Maria de Lourdes: Apostle to people with disabilities

Born in 1926 in Salto, in the state of São Paulo, Brazil, into a family of Italian origin, Maria de Lourdes Guarda spent nearly fifty years bedridden because of a serious spinal injury.

This prevented her from entering the Congregation of the Sisters of Saint Joseph of Chambéry, but not from taking part in the spiritual retreats and meetings of the Secular Institute Caritas Christi, in which she consecrated herself in 1970.

At just 21, in February 1948, she became paralyzed in the lower body and had to live in a plaster cast. Hospitalized, she developed a deep spiritual relationship with the Apostles of the Sacred Heart of Jesus and offered her sufferings to the Lord, which increased due to kidney disease and gangrene that led to the amputation of a leg.

Through intense prayer, she found the strength to respond with faith to her severe infirmity, and her hospital room became a center of meetings to coordinate various apostolic activities. In the contemplation of the Eucharist, Maria found consolation and peace, which she then shared with others.

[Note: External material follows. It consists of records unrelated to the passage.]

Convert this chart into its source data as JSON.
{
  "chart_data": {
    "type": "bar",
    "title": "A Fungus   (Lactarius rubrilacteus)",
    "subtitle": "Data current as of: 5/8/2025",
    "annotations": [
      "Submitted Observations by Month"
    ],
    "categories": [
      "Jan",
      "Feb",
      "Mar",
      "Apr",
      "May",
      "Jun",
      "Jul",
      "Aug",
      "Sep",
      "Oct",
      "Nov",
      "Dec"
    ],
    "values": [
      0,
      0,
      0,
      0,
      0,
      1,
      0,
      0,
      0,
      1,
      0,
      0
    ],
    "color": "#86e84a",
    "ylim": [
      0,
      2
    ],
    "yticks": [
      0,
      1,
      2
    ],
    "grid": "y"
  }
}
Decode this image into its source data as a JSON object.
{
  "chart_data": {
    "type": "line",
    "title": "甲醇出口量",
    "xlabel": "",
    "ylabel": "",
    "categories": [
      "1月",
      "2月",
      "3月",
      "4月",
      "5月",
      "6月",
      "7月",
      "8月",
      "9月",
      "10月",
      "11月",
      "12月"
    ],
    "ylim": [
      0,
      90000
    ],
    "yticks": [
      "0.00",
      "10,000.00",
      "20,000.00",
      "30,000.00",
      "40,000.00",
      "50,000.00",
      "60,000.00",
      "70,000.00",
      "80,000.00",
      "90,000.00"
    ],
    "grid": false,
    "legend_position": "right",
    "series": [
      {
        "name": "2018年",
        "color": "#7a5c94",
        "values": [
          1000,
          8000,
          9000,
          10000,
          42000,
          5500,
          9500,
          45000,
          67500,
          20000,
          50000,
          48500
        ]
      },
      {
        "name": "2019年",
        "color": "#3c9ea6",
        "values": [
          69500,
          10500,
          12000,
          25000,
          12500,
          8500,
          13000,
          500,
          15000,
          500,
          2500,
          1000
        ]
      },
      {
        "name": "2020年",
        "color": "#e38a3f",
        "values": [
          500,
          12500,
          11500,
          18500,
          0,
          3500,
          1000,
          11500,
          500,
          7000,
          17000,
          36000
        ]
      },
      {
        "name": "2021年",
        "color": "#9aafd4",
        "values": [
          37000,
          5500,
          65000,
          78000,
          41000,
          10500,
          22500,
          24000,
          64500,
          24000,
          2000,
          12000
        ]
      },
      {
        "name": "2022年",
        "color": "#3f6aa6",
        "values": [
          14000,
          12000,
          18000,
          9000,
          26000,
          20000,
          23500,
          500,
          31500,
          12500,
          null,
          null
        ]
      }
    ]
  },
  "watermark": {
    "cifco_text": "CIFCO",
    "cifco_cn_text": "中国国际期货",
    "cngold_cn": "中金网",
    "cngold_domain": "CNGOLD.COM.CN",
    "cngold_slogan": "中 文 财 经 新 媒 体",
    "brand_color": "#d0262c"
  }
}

She offered advice and encouragement to those who visited her and served for ten years as national coordinator of the “Fraternity of Persons with Disabilities,” working for the inclusion of people with disabilities in society and the recognition of their rights.

Her suffering increased in her final years, and she died of bladder cancer on 5 May 1996. Her reputation for holiness, already strong in life, grew further after her death.